Protests started in The United States have encouraged more around the World


Jason White

Photos taken at the Protest in Phoenix, Az.May 28 2020

Ivana Venema-Nunez, Reporter

Since George Floyd’s death, protests across the United States have ignited world-wide support and solidarity.

Across all 50 states, thousands have been protesting in at least 430 cities and towns according to a USA Today article updated on June 3.

The world has watched an entire weekend of protests in the United States and now are participating in their own countries. 

Despite prohibiting large gatherings in the country as part of its coronavirus response, the United Kingdom had demonstrations at Trafalgar Square in London on Sunday.  Participants knelt in solidarity at 1 p.m. local time, according to Insider.

Black Lives Matter demonstrators gathered on Wednesday in London as well to seek justice for Belly Mujinga, a railway worker who died after being spat on by a man who claimed to have COVID-19.  According to Politico, the Crown Prosecution Service has made it a criminal offense to weaponize COVID-19, but that case was closed last month, Insider states.

In Germany, a graffiti mural in memory of George Floyd was painted on a remnant the Berlin Wall which divided that country’s capital city for decades during the Cold War.

In France, Floyd’s death prompted calls for protest from the advocacy group La Verité Pour Adama — in English “The truth for Adama”.  In 2016, Adama Traore, a 24-year-old black man was tackled and subdued by police officers and gasped “I can’t breathe” before he died, according to a New York Times article published on June 1.

In Paris, campaigners requested permission from authorities to hold protest, but were denied amid coronavirus restrictions there.  France has restrictions on more than 10 people gathering in one place.  French protests continued even while ordered not to.  According to TIME, demonstrators not only took a knee and raised their fists to pay homage to Floyd and Traore, but also lit multiple blazes and torched bicycles and electric scooters — actions that pitted them against riot police, who used tear gas to disperse the crowds.

“Today we are not just talking about the fight of the Traore family.
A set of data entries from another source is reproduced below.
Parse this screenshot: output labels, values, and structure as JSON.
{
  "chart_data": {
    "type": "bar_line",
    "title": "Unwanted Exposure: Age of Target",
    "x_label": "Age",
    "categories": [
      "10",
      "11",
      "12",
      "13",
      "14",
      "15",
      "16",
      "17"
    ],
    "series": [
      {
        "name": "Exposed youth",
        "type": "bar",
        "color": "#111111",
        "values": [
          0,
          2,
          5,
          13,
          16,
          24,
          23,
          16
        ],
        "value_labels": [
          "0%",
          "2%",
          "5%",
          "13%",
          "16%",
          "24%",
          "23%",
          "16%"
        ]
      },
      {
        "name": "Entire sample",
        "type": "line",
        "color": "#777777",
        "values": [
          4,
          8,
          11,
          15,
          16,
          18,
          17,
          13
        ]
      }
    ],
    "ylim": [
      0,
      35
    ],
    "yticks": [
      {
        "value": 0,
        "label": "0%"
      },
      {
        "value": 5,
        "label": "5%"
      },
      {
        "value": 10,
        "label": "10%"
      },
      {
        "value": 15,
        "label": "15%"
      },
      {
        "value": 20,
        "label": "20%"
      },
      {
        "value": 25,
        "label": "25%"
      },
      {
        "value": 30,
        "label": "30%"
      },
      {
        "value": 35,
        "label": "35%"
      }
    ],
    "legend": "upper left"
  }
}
It is the fight for everyone. When we fight for George Floyd, we fight for Adam Traoré. What is happening in the United States is an echo of what is happening in France,” Adama Traoré’s older sister Assa Traoré told the crowd, the Independent reported.

More countries such as Brazil, Canada, Denmark, Ireland, Israel, Italy, the Netherlands, New Zealand, Sudan and South Africa have rallied at their US Embassies to protest for change directly to United States officials.

Australia is expecting protests later this week.